SENIOR medical staff have revealed serious issues continue to plague Launceston's mental health ward even after years of allegations and investigations, some prompted by patient deaths.
Less than 12 months ago Health Minister Lara Giddings announced the troubled ward's new name, Northside, represented ``a cultural change'' and ``a new era for mental health in the North''.
However, an ongoing inquest in Launceston into the 2008 suicide of 22-year-old Ward 1E in-patient Claire Waugh yesterday heard revealing testimonies prompted by Coroner Rod Chandler's own questions.
Revelations included:
The state government had cut the facility's funding since Ms Waugh's death, causing the February loss of one of the ward's only two doctors.

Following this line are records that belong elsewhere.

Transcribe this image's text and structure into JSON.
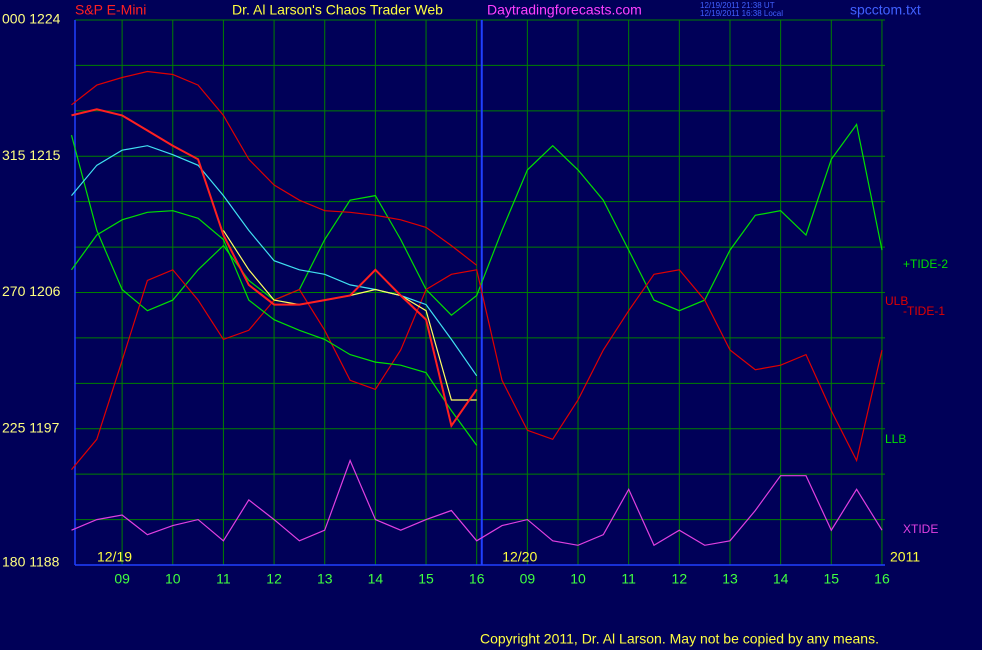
{
  "chart_data": {
    "type": "line",
    "instrument": "S&P E-Mini",
    "title": "Dr. Al Larson's Chaos Trader Web",
    "site": "Daytradingforecasts.com",
    "timestamps": [
      "12/19/2011 21:38 UT",
      "12/19/2011 16:38 Local"
    ],
    "filename": "spcctom.txt",
    "copyright": "Copyright 2011, Dr. Al Larson. May not be copied by any means.",
    "day_labels": [
      "12/19",
      "12/20"
    ],
    "year_label": "2011",
    "xlim": [
      -0.93,
      15.06
    ],
    "ylim": [
      1188,
      1224
    ],
    "yticks": [
      {
        "value": 1224,
        "label": "000 1224"
      },
      {
        "value": 1215,
        "label": "315 1215"
      },
      {
        "value": 1206,
        "label": "270 1206"
      },
      {
        "value": 1197,
        "label": "225 1197"
      },
      {
        "value": 1188,
        "label": "180 1188"
      }
    ],
    "ygrid": [
      1188,
      1191,
      1194,
      1197,
      1200,
      1203,
      1206,
      1209,
      1212,
      1215,
      1218,
      1221,
      1224
    ],
    "xticks": [
      {
        "value": 0,
        "label": "09"
      },
      {
        "value": 1,
        "label": "10"
      },
      {
        "value": 2,
        "label": "11"
      },
      {
        "value": 3,
        "label": "12"
      },
      {
        "value": 4,
        "label": "13"
      },
      {
        "value": 5,
        "label": "14"
      },
      {
        "value": 6,
        "label": "15"
      },
      {
        "value": 7,
        "label": "16"
      },
      {
        "value": 8,
        "label": "09"
      },
      {
        "value": 9,
        "label": "10"
      },
      {
        "value": 10,
        "label": "11"
      },
      {
        "value": 11,
        "label": "12"
      },
      {
        "value": 12,
        "label": "13"
      },
      {
        "value": 13,
        "label": "14"
      },
      {
        "value": 14,
        "label": "15"
      },
      {
        "value": 15,
        "label": "16"
      }
    ],
    "grid": true,
    "day_break_x": 7.1,
    "x": [
      -1,
      -0.5,
      0,
      0.5,
      1,
      1.5,
      2,
      2.5,
      3,
      3.5,
      4,
      4.5,
      5,
      5.5,
      6,
      6.5,
      7,
      7.5,
      8,
      8.5,
      9,
      9.5,
      10,
      10.5,
      11,
      11.5,
      12,
      12.5,
      13,
      13.5,
      14,
      14.5,
      15
    ],
    "series": [
      {
        "name": "+TIDE-2",
        "color": "#00e000",
        "values": [
          1216.4,
          1210.1,
          1206.2,
          1204.8,
          1205.5,
          1207.5,
          1209.1,
          1206.8,
          1205.5,
          1206.2,
          1209.5,
          1212.1,
          1212.4,
          1209.5,
          1206.2,
          1204.5,
          1205.8,
          1210.1,
          1214.1,
          1215.7,
          1214.1,
          1212.1,
          1208.8,
          1205.5,
          1204.8,
          1205.5,
          1208.8,
          1211.1,
          1211.4,
          1209.8,
          1214.8,
          1217.1,
          1208.8
        ]
      },
      {
        "name": "ULB",
        "color": "#e00000",
        "values": [
          1218.4,
          1219.7,
          1220.2,
          1220.6,
          1220.4,
          1219.7,
          1217.7,
          1214.8,
          1213.1,
          1212.1,
          1211.4,
          1211.3,
          1211.1,
          1210.8,
          1210.3,
          1209.1,
          1207.8,
          null,
          null,
          null,
          null,
          null,
          null,
          null,
          null,
          null,
          null,
          null,
          null,
          null,
          null,
          null,
          null
        ]
      },
      {
        "name": "-TIDE-1",
        "color": "#e00000",
        "values": [
          1194.3,
          1196.3,
          1201.5,
          1206.8,
          1207.5,
          1205.5,
          1202.9,
          1203.5,
          1205.5,
          1206.2,
          1203.5,
          1200.2,
          1199.6,
          1202.2,
          1206.2,
          1207.2,
          1207.5,
          1200.2,
          1196.9,
          1196.3,
          1198.9,
          1202.2,
          1204.8,
          1207.2,
          1207.5,
          1205.5,
          1202.2,
          1200.9,
          1201.2,
          1201.9,
          1198.2,
          1194.9,
          1202.2
        ]
      },
      {
        "name": "LLB",
        "color": "#00e000",
        "values": [
          1207.5,
          1209.8,
          1210.8,
          1211.3,
          1211.4,
          1210.9,
          1209.5,
          1205.5,
          1204.2,
          1203.5,
          1202.9,
          1201.9,
          1201.4,
          1201.2,
          1200.7,
          1198.2,
          1195.9,
          null,
          null,
          null,
          null,
          null,
          null,
          null,
          null,
          null,
          null,
          null,
          null,
          null,
          null,
          null,
          null
        ]
      },
      {
        "name": "XTIDE",
        "color": "#e040e0",
        "values": [
          1190.3,
          1191.0,
          1191.3,
          1190.0,
          1190.6,
          1191.0,
          1189.6,
          1192.3,
          1191.0,
          1189.6,
          1190.3,
          1194.9,
          1191.0,
          1190.3,
          1191.0,
          1191.6,
          1189.6,
          1190.6,
          1191.0,
          1189.6,
          1189.3,
          1190.0,
          1193.0,
          1189.3,
          1190.3,
          1189.3,
          1189.6,
          1191.6,
          1193.9,
          1193.9,
          1190.3,
          1193.0,
          1190.3
        ]
      },
      {
        "color": "#40e0f0",
        "values": [
          1212.4,
          1214.4,
          1215.4,
          1215.7,
          1215.1,
          1214.4,
          1212.4,
          1210.1,
          1208.1,
          1207.5,
          1207.2,
          1206.5,
          1206.2,
          1205.8,
          1205.2,
          1202.9,
          1200.5,
          null,
          null,
          null,
          null,
          null,
          null,
          null,
          null,
          null,
          null,
          null,
          null,
          null,
          null,
          null,
          null
        ]
      },
      {
        "color": "#ffff60",
        "values": [
          null,
          null,
          null,
          null,
          null,
          null,
          1210.1,
          1207.5,
          1205.5,
          1205.2,
          1205.5,
          1205.8,
          1206.2,
          1205.8,
          1204.8,
          1198.9,
          1198.9,
          null,
          null,
          null,
          null,
          null,
          null,
          null,
          null,
          null,
          null,
          null,
          null,
          null,
          null,
          null,
          null
        ]
      },
      {
        "color": "#ff2020",
        "values": [
          1217.7,
          1218.1,
          1217.7,
          1216.7,
          1215.7,
          1214.8,
          1209.8,
          1206.5,
          1205.2,
          1205.2,
          1205.5,
          1205.8,
          1207.5,
          1205.8,
          1204.2,
          1197.2,
          1199.6,
          null,
          null,
          null,
          null,
          null,
          null,
          null,
          null,
          null,
          null,
          null,
          null,
          null,
          null,
          null,
          null
        ]
      }
    ]
  }
}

Northside's clinical director revealed psychiatric best-practice patient-to-doctor-ratios was considered to be one registrar to a maximum of seven psychiatric in-patients. Northside has a 20-patient capacity and one doctor.
A simple structural design-related flaw in patient rooms remains unchanged 2sfr1/2 years after Ms Waugh utilised that design factor to kill herself.
(The Examiner is not reporting details of the flaw).
A wire fence remains the only barrier between the facility's courtyard and a public, easily accessible Launceston General Hospital walkway, despite it
being the subject of serious safety concerns for several years.
One senior LGH employee made a statement to the inquest in which he described watching from his upper-level office as patients and outsiders appeared to be ``trafficking in drugs'' through the fence.
A senior psychiatric nurse revealed the ward's rescue resuscitation pack was not in working order at the crucial time on the night of January 9, 2008, when Ms Waugh was found on the floor of her room.
``Maybe the mask was not attached to the tubing .th.th. or something like that ... that was required to give the oxygen to the patient,'' she told the court yesterday.
She was unable to administer the oxygen to Ms Waugh and the LGH's own specialist emergency response team had arrived by the time she returned with a different oxygen bottle.